Пригнав меня к одной из групп пленных богемцев, «мой» фриц грубо толкнул в спину, одновременно делая подножку и я повалился мордой в снег. Ставшая уже привычной боль вновь резко дёрнула грудь и ключицу, дырка от арбалетного болта, кажется, закровянила. А довольный жизнью предок эсэсовцев, перебросившись несколькими фразами на смеси немецкого и, кажется, итальянского бритомордым толстяком в капюшоне и богатой меховой шубе, куда-то умотал. Впрочем, вояк рядом с нами хватало: четверо всадников в безрукавках из звериных шкур поверх кольчуг, пешие латники и с десяток арбалетчиков. С момента попадания в Средневековье мне не доводилось видеть столько стрелков одновременно: богемцы старались явно не нарушать запрет монгольских завоевателей на использование дальнобойного оружия — луков и самострелов. Тайно они и изготовлялись, и хранились, в том числе и для использования в готовящемся антимонгольском восстании. Не так давно я сам участвовал в тайной доставки партии арбалетов в Жатец из Праги, да и в моей лесной захоронке имеется такой агрегат, выкопанный минувшей весной на месте разрушенного города. Но носить их вот так, в открытую не решился бы никто. И это явилось ещё одним подтверждением, что на нас напали воины, чей господин не подчиняется воле захватчиков с Востока. Но увы: китайская поговорка о том, что «враг врага — это друг» вовсе не верна. Враг врага и нам враг: и мне, и чехам, и всем славянам…

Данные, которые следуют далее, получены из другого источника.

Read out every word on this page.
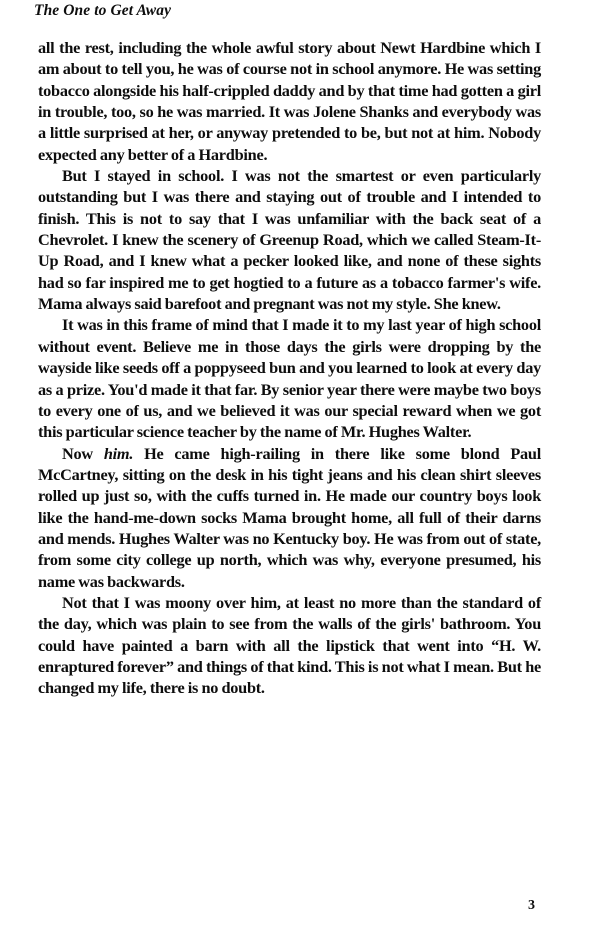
The One to Get Away

all the rest, including the whole awful story about Newt Hardbine which I am about to tell you, he was of course not in school anymore. He was setting tobacco alongside his half-crippled daddy and by that time had gotten a girl in trouble, too, so he was married. It was Jolene Shanks and everybody was a little surprised at her, or anyway pretended to be, but not at him. Nobody expected any better of a Hardbine.

But I stayed in school. I was not the smartest or even particularly outstanding but I was there and staying out of trouble and I intended to finish. This is not to say that I was unfamiliar with the back seat of a Chevrolet. I knew the scenery of Greenup Road, which we called Steam-It-Up Road, and I knew what a pecker looked like, and none of these sights had so far inspired me to get hogtied to a future as a tobacco farmer's wife. Mama always said barefoot and pregnant was not my style. She knew.

It was in this frame of mind that I made it to my last year of high school without event. Believe me in those days the girls were dropping by the wayside like seeds off a poppyseed bun and you learned to look at every day as a prize. You'd made it that far. By senior year there were maybe two boys to every one of us, and we believed it was our special reward when we got this particular science teacher by the name of Mr. Hughes Walter.

Now him. He came high-railing in there like some blond Paul McCartney, sitting on the desk in his tight jeans and his clean shirt sleeves rolled up just so, with the cuffs turned in. He made our country boys look like the hand-me-down socks Mama brought home, all full of their darns and mends. Hughes Walter was no Kentucky boy. He was from out of state, from some city college up north, which was why, everyone presumed, his name was backwards.

Not that I was moony over him, at least no more than the standard of the day, which was plain to see from the walls of the girls' bathroom. You could have painted a barn with all the lipstick that went into “H. W. enraptured forever” and things of that kind. This is not what I mean. But he changed my life, there is no doubt.

3
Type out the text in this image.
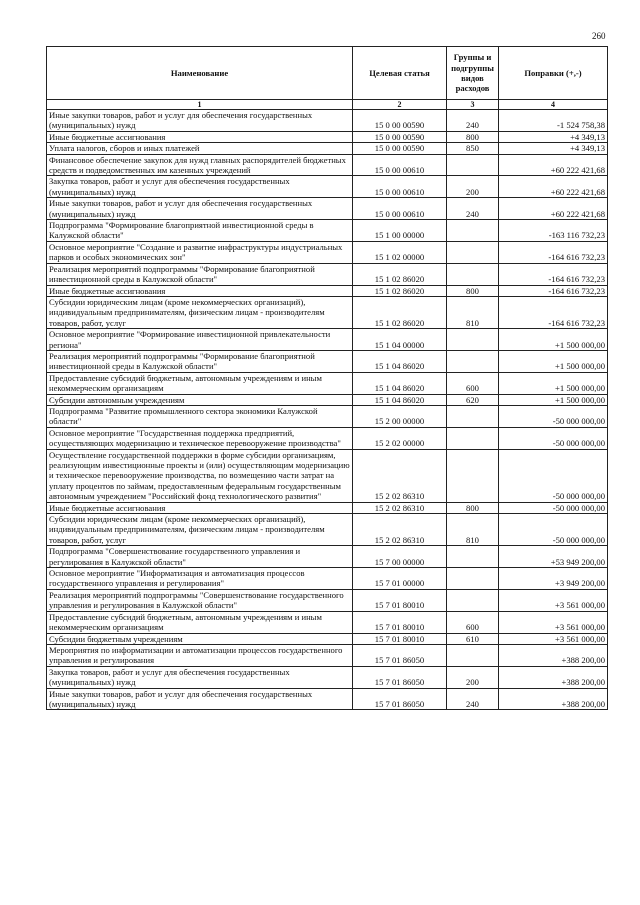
260
Наименование	Целевая статья	Группы и подгруппы видов расходов	Поправки (+,-)
1	2	3	4
Иные закупки товаров, работ и услуг для обеспечения государственных (муниципальных) нужд	15 0 00 00590	240	-1 524 758,38
Иные бюджетные ассигнования	15 0 00 00590	800	+4 349,13
Уплата налогов, сборов и иных платежей	15 0 00 00590	850	+4 349,13
Финансовое обеспечение закупок для нужд главных распорядителей бюджетных средств и подведомственных им казенных учреждений	15 0 00 00610		+60 222 421,68
Закупка товаров, работ и услуг для обеспечения государственных (муниципальных) нужд	15 0 00 00610	200	+60 222 421,68
Иные закупки товаров, работ и услуг для обеспечения государственных (муниципальных) нужд	15 0 00 00610	240	+60 222 421,68
Подпрограмма "Формирование благоприятной инвестиционной среды в Калужской области"	15 1 00 00000		-163 116 732,23
Основное мероприятие "Создание и развитие инфраструктуры индустриальных парков и особых экономических зон"	15 1 02 00000		-164 616 732,23
Реализация мероприятий подпрограммы "Формирование благоприятной инвестиционной среды в Калужской области"	15 1 02 86020		-164 616 732,23
Иные бюджетные ассигнования	15 1 02 86020	800	-164 616 732,23
Субсидии юридическим лицам (кроме некоммерческих организаций), индивидуальным предпринимателям, физическим лицам - производителям товаров, работ, услуг	15 1 02 86020	810	-164 616 732,23
Основное мероприятие "Формирование инвестиционной привлекательности региона"	15 1 04 00000		+1 500 000,00
Реализация мероприятий подпрограммы "Формирование благоприятной инвестиционной среды в Калужской области"	15 1 04 86020		+1 500 000,00
Предоставление субсидий бюджетным, автономным учреждениям и иным некоммерческим организациям	15 1 04 86020	600	+1 500 000,00
Субсидии автономным учреждениям	15 1 04 86020	620	+1 500 000,00
Подпрограмма "Развитие промышленного сектора экономики Калужской области"	15 2 00 00000		-50 000 000,00
Основное мероприятие "Государственная поддержка предприятий, осуществляющих модернизацию и техническое перевооружение производства"	15 2 02 00000		-50 000 000,00
Осуществление государственной поддержки в форме субсидии организациям, реализующим инвестиционные проекты и (или) осуществляющим модернизацию и техническое перевооружение производства, по возмещению части затрат на уплату процентов по займам, предоставленным федеральным государственным автономным учреждением "Российский фонд технологического развития"	15 2 02 86310		-50 000 000,00
Иные бюджетные ассигнования	15 2 02 86310	800	-50 000 000,00
Субсидии юридическим лицам (кроме некоммерческих организаций), индивидуальным предпринимателям, физическим лицам - производителям товаров, работ, услуг	15 2 02 86310	810	-50 000 000,00
Подпрограмма "Совершенствование государственного управления и регулирования в Калужской области"	15 7 00 00000		+53 949 200,00
Основное мероприятие "Информатизация и автоматизация процессов государственного управления и регулирования"	15 7 01 00000		+3 949 200,00
Реализация мероприятий подпрограммы "Совершенствование государственного управления и регулирования в Калужской области"	15 7 01 80010		+3 561 000,00
Предоставление субсидий бюджетным, автономным учреждениям и иным некоммерческим организациям	15 7 01 80010	600	+3 561 000,00
Субсидии бюджетным учреждениям	15 7 01 80010	610	+3 561 000,00
Мероприятия по информатизации и автоматизации процессов государственного управления и регулирования	15 7 01 86050		+388 200,00
Закупка товаров, работ и услуг для обеспечения государственных (муниципальных) нужд	15 7 01 86050	200	+388 200,00
Иные закупки товаров, работ и услуг для обеспечения государственных (муниципальных) нужд	15 7 01 86050	240	+388 200,00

Мои сотоварищи по несчастью являли собой грустное зрелище: обезоруженные, многие покрыты кровью, почти у всех доспехи и большая часть одежды и обуви уже отнята торжествующими победителями — а ведь предутренний мороз-то пробирает не на шутку! Лишь молодому стройному мужчине, баюкающему у груди правую руку с намотанной окровавленной тряпкой на месте отрубленной кисти, сохранили относительно приличную одежду. Длинная светлая туника-пурпуэн, правда, была покрыта какими-то пятнами, ноги были затянуты в разноцветные чулки, как мне показалось в полумраке — зелёном и красном, и даже его короткие сапоги никто из немцев не прихватизировал! Впрочем, от тёплой верхней одежды однорукий был избавлен, как и от вооружения. Я, было, сперва подумал, что это какой-то из богемских рыцарей, которому не повезло угодить в плен, но, присмотревшись, сообразил, что шпор, являющихся атрибутом благородного сословия, на сапогах парня нет и, вероятно, никогда и не было. Остальные же пленные были явными простолюдинами: троих-четверых мне доводилось встречать на городских улицах, впрочем, имён узнать не привелось. Остальные — седлаки из окрестных деревушек и совсем уж бедные, судя по остаткам одежды, которой побрезговали нападавшие и грубым натруженным рукам, горожане.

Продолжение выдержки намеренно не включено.